Review of the Immediate Sterilization policy, 5/10/18, indicated immediate use sterilization was to be used in emergent situations and according to manufacturer's instructions. The SSD must verify all staff understand the proper method of immediate sterilization.
Review of the current Centers for Disease Control Flash Sterilization Guidelines, https://www.cdc.gov/hicpac/Disinfection_Sterilization/dS_includes/13_02ds_FlashSterilization.html, indicated "Flash sterilization is a modification of conventional steam sterilization in which the flashed item is placed in an open tray or is placed in a specially designed, covered, rigid container to allow for rapid penetration of steam. Historically, it is not recommended as a routine sterilization method because of the lack of timely biological indicators to monitor performance, absence of protective packaging following sterilization, possibility for contamination of processed items during transportation to the operating rooms, and the sterilization cycle parameters (i.e., time, temperature, pressure) are minimal. Flash sterilization should not be used for reasons of convenience, as an alternative to purchasing additional instrument sets, or to save time817. Because of the potential for serious infections, flash sterilization is not recommended for implantable devices (i.e., devices placed into a surgically or naturally formed cavity of the human body)."
Tag No.: C0337
34088
Based on interview and document review, the critical access hospital (CAH) failed to ensure quality assurance/performance improvement (QAPI) projects were current, comprehensive and incorporated into the CAH's QAPI program for the following departments; central sterile reprocessing (CSR,) and services provided through agreement/arrangement or contracted services which included organ procurement organization (OPO). This had the potential to affect all patients receiving services from the CAH.
Findings include:
CSR:
Review of the OAHS [Ortonville Area Health Systems] Quality Committee meeting (QAPI) minutes, dated 7/26/18, revealed the SSD and ICP were not part of the QAPI team. The minutes did not address any current infection control concerns related to the known podiatry surgical site infections reports, or any surgical department issues or concerns. It was noted the QAPI intended to add infection control as part of the agenda moving forward, beginning in October 2018.

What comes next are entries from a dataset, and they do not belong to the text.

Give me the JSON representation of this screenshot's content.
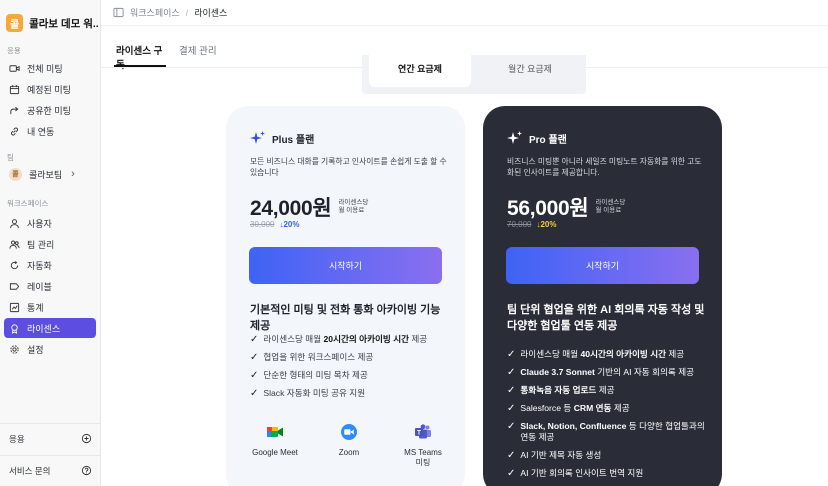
{
  "sidebar": {
    "workspace_logo": "콜",
    "workspace_name": "콜라보 데모 워...",
    "section_usage": "응용",
    "usage_items": [
      {
        "label": "전체 미팅",
        "icon": "video-icon"
      },
      {
        "label": "예정된 미팅",
        "icon": "calendar-icon"
      },
      {
        "label": "공유한 미팅",
        "icon": "share-icon"
      },
      {
        "label": "내 연동",
        "icon": "link-icon"
      }
    ],
    "section_team": "팀",
    "team": {
      "avatar": "콜",
      "label": "콜라보팀",
      "chevron": "›"
    },
    "section_workspace": "워크스페이스",
    "workspace_items": [
      {
        "label": "사용자",
        "icon": "user-icon"
      },
      {
        "label": "팀 관리",
        "icon": "team-icon"
      },
      {
        "label": "자동화",
        "icon": "automation-icon"
      },
      {
        "label": "레이블",
        "icon": "label-icon"
      },
      {
        "label": "통계",
        "icon": "stats-icon"
      },
      {
        "label": "라이센스",
        "icon": "license-icon",
        "active": true
      },
      {
        "label": "설정",
        "icon": "gear-icon"
      }
    ],
    "bottom_usage": "응용",
    "bottom_support": "서비스 문의"
  },
  "topbar": {
    "crumb_workspace": "워크스페이스",
    "separator": "/",
    "crumb_current": "라이센스"
  },
  "tabs": {
    "subscription": "라이센스 구독",
    "billing": "결제 관리"
  },
  "billing_toggle": {
    "annual": "연간 요금제",
    "monthly": "월간 요금제"
  },
  "plans": {
    "plus": {
      "name": "Plus 플랜",
      "description": "모든 비즈니스 대화를 기록하고 인사이트를 손쉽게 도출 할 수 있습니다",
      "price": "24,000원",
      "unit_line1": "라이센스당",
      "unit_line2": "월 이용료",
      "original_price": "30,000",
      "discount": "↓20%",
      "cta": "시작하기",
      "feature_title": "기본적인 미팅 및 전화 통화 아카이빙 기능 제공",
      "features": [
        {
          "pre": "라이센스당 매월 ",
          "bold": "20시간의 아카이빙 시간",
          "post": " 제공"
        },
        {
          "pre": "협업을 위한 워크스페이스 제공",
          "bold": "",
          "post": ""
        },
        {
          "pre": "단순한 형태의 미팅 목차 제공",
          "bold": "",
          "post": ""
        },
        {
          "pre": "Slack 자동화 미팅 공유 지원",
          "bold": "",
          "post": ""
        }
      ],
      "integrations": [
        {
          "label": "Google Meet",
          "icon": "google-meet-icon"
        },
        {
          "label": "Zoom",
          "icon": "zoom-icon"
        },
        {
          "label": "MS Teams\n미팅",
          "icon": "ms-teams-icon"
        }
      ]
    },
    "pro": {
      "name": "Pro 플랜",
      "description": "비즈니스 미팅뿐 아니라 세일즈 미팅노트 자동화를 위한 고도화된 인사이트를 제공합니다.",
      "price": "56,000원",
      "unit_line1": "라이센스당",
      "unit_line2": "월 이용료",
      "original_price": "70,000",
      "discount": "↓20%",
      "cta": "시작하기",
      "feature_title": "팀 단위 협업을 위한 AI 회의록 자동 작성 및 다양한 협업툴 연동 제공",
      "features": [
        {
          "pre": "라이센스당 매월 ",
          "bold": "40시간의 아카이빙 시간",
          "post": " 제공"
        },
        {
          "pre": "",
          "bold": "Claude 3.7 Sonnet",
          "post": " 기반의 AI 자동 회의록 제공"
        },
        {
          "pre": "",
          "bold": "통화녹음 자동 업로드",
          "post": " 제공"
        },
        {
          "pre": "Salesforce 등 ",
          "bold": "CRM 연동",
          "post": " 제공"
        },
        {
          "pre": "",
          "bold": "Slack, Notion, Confluence",
          "post": " 등 다양한 협업툴과의 연동 제공"
        },
        {
          "pre": "AI 기반 제목 자동 생성",
          "bold": "",
          "post": ""
        },
        {
          "pre": "AI 기반 회의록 인사이트 번역 지원",
          "bold": "",
          "post": ""
        }
      ]
    }
  },
  "colors": {
    "accent": "#5b4ee0",
    "cta_start": "#3e63f5",
    "cta_end": "#8a6ff0",
    "pro_bg": "#2a2d38",
    "plus_bg": "#f3f6fb"
  }
}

Review of the undated SSI graph revealed, "From January, 2017 to March, 2018, [the podiatrist] had performed 15 surgical procedures. Of those 15 procedures, 4 resulted in SSI, resulting in a 26% infection rate."

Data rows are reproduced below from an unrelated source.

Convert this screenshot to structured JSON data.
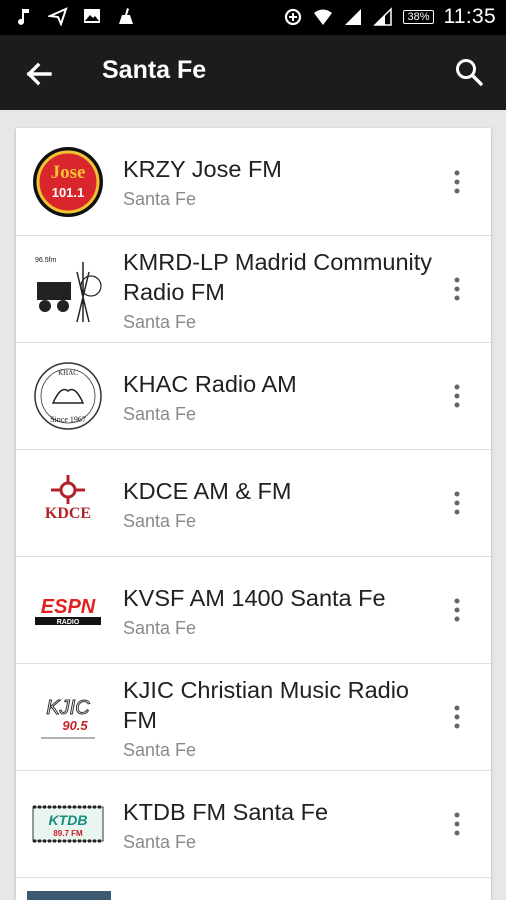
{
  "status_bar": {
    "time": "11:35",
    "battery": "38%",
    "icons": [
      "music-note-icon",
      "send-icon",
      "image-icon",
      "cleaner-icon",
      "data-saver-icon",
      "wifi-icon",
      "signal-icon",
      "signal-icon-2",
      "battery-icon"
    ]
  },
  "toolbar": {
    "title": "Santa Fe",
    "back_icon": "arrow-back-icon",
    "search_icon": "search-icon",
    "background": "#1c1c1c"
  },
  "stations": [
    {
      "name": "KRZY Jose FM",
      "location": "Santa Fe",
      "logo_icon": "jose-101-logo",
      "logo_text": "Jose 101.1"
    },
    {
      "name": "KMRD-LP Madrid Community Radio FM",
      "location": "Santa Fe",
      "logo_icon": "kmrd-logo"
    },
    {
      "name": "KHAC Radio AM",
      "location": "Santa Fe",
      "logo_icon": "khac-logo",
      "logo_text": "Since 1967"
    },
    {
      "name": "KDCE AM & FM",
      "location": "Santa Fe",
      "logo_icon": "kdce-logo",
      "logo_text": "KDCE"
    },
    {
      "name": "KVSF AM 1400 Santa Fe",
      "location": "Santa Fe",
      "logo_icon": "espn-radio-logo",
      "logo_text": "ESPN RADIO"
    },
    {
      "name": "KJIC Christian Music Radio FM",
      "location": "Santa Fe",
      "logo_icon": "kjic-logo",
      "logo_text": "KJIC 90.5"
    },
    {
      "name": "KTDB FM Santa Fe",
      "location": "Santa Fe",
      "logo_icon": "ktdb-logo",
      "logo_text": "KTDB 89.7 FM"
    }
  ],
  "more_icon": "more-vert-icon"
}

During an interview on 8/16/18, at 8:35 a.m. the director of quality (QA)-A stated she was unaware of any QAPI projects from the CSR department. She confirmed the hospital wide QAPI program did not include any current QAPI projects for CSR.
Contracted Services:
During an interview on 8/16/18, at 8:45 a.m. the QA-A confirmed the hospital wide QAPI program did not include any current QAPI projects for OPO.

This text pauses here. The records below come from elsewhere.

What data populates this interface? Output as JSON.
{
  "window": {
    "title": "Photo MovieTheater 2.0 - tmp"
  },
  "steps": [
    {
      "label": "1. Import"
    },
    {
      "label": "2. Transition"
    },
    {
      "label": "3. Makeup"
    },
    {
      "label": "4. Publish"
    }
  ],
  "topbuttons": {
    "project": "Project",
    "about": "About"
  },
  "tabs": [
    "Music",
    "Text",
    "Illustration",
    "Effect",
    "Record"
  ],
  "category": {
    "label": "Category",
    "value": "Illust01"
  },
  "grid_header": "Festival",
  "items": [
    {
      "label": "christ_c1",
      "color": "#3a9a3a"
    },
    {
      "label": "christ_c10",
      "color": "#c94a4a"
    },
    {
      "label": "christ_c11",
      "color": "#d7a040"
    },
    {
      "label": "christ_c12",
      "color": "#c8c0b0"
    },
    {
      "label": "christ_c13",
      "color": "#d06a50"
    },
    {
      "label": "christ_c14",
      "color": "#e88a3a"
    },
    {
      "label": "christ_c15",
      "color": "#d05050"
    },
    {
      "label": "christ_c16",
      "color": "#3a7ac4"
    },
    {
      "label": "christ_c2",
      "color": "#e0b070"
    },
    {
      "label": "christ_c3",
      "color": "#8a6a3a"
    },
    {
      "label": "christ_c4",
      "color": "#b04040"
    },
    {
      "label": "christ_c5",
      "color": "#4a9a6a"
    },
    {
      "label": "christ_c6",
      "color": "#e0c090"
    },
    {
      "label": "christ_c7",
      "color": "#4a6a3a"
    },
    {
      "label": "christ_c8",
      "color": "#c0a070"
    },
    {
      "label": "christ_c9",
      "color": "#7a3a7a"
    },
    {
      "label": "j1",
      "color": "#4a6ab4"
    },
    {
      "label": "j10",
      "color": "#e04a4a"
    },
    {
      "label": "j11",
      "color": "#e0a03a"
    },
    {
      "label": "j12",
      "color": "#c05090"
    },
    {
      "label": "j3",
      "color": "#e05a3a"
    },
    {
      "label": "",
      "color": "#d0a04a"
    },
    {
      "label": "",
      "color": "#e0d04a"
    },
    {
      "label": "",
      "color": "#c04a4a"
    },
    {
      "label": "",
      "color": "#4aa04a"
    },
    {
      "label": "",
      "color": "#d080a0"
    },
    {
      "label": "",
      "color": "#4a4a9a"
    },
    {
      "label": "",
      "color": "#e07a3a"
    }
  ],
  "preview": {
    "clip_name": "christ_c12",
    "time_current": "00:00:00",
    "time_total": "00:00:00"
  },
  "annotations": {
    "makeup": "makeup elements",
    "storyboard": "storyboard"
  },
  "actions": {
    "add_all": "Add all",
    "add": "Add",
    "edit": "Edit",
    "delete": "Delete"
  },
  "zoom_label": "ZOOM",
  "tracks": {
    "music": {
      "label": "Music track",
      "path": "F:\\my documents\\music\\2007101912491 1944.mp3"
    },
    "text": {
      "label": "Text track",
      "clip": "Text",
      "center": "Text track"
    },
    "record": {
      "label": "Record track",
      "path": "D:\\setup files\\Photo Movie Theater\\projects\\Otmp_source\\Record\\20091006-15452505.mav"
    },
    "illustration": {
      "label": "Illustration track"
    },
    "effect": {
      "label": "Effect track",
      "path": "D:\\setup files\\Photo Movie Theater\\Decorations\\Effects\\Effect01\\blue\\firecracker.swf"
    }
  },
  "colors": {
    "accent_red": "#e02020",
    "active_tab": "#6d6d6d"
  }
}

The CAH QAPI plan approved 1/17/18, revealed the purpose of the QAPI plan was to be an ongoing facility-wide program to ensure provision of outstanding patient centered care and services, continuously improve care an services through improvement of processes, procedures, methods and systems. The plan identified it was the CAH's goal to evaluate all services, including contracted services, involved in the deliver of care through an annual evaluation of the QAPI plan.